Better-than-expected US retail sales and jobs data recently has fueled speculation that the Fed could announce a scaling back of its $85 billion monthly mortgage-bond buyback at the end of its two-day policy meeting on Wednesday.

The S&P 500 stock index trimmed early gains but stayed higher on traders' hopes that the Fed will reinforce its commitment to support the economic recovery.

"With very few clear choices left for monetary growth, US equities continue to show resilience. This has kept the bear alive in the precious metals market while physical demand remains firm," said Carlos Perez-Santalla at brokerage Marex Spectron.

Spot gold was down 0.6 percent to $1,381.95 an ounce by 2:33 p.m. EDT (1833 GMT).

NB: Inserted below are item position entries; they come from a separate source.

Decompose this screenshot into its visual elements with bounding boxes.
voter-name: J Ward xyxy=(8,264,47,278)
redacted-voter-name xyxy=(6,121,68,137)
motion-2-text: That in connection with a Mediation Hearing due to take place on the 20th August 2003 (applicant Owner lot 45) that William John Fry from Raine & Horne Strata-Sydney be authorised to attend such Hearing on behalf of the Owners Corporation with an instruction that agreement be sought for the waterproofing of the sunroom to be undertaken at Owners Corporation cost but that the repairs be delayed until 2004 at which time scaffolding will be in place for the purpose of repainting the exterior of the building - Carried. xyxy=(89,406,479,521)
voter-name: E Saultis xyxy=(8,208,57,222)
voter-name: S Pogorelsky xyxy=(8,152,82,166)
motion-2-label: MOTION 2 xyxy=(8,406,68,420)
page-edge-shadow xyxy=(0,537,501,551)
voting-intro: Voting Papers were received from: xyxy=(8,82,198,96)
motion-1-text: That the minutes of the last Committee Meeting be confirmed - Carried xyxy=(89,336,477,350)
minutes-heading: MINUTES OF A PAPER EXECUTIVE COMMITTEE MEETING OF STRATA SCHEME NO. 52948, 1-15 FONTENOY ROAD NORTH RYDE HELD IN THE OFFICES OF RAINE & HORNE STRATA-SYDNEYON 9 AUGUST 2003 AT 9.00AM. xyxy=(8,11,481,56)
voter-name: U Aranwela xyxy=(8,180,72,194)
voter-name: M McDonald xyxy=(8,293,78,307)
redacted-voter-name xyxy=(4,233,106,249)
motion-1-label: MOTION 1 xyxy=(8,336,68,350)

US Comex gold for August delivery settled down $4.50 at $1,383.10, with trading volume at 65,000 lots versus its 30-day daily average of 217,000, preliminary Reuters data showed.

Volume was on track to hit its lowest daily level since April 1, Reuters data showed.

Silver fell 1.1 percent to $21.80 an ounce.

The CME Group's smaller silver contract, the physically delivered 1,000-ounce silver futures, begin trading on Monday, with total trading volume at 25 lots, according to CME's website. (Link: http://link.reuters.com/myt88t)

Turnover of the benchmark 5,000-ounce Comex silver futures was over 40,000 lots, below its 30-day average at 54,000, preliminary Reuters data showed.

ALL EYES ON THE FED

Markets have been volatile since Fed Chairman Ben Bernanke said last month the bank could scale back its stimulus measures. Since then, Fed officials have given conflicting signals.

"People are looking for more clarity - or not, as the case may be - on whether the Fed starts to ease off the Quantitative Easing bandwagon," SocGen analyst Robin Bhar said.

Most economists expect the Fed to scale back the size of its bond purchases by year end.

Any slowdown in the bond-buying program could lead to higher interest rates and drive investors from gold into

interest-bearing investments and equities.

In the physical market, demand in Asia has cooled from peak levels seen after the mid-April selloff in gold, dealers said. Bullion is down 17 percent for the year to date after 12 years of annual gains.

Indian purchases of gold have fallen since an import duty increased earlier this month. The government is trying to narrow its current account deficit by reducing gold imports.

Among platinum group metals, platinum was down 1.1 percent to $1,429.74 and palladium dropped 2.3 percent to $712.47.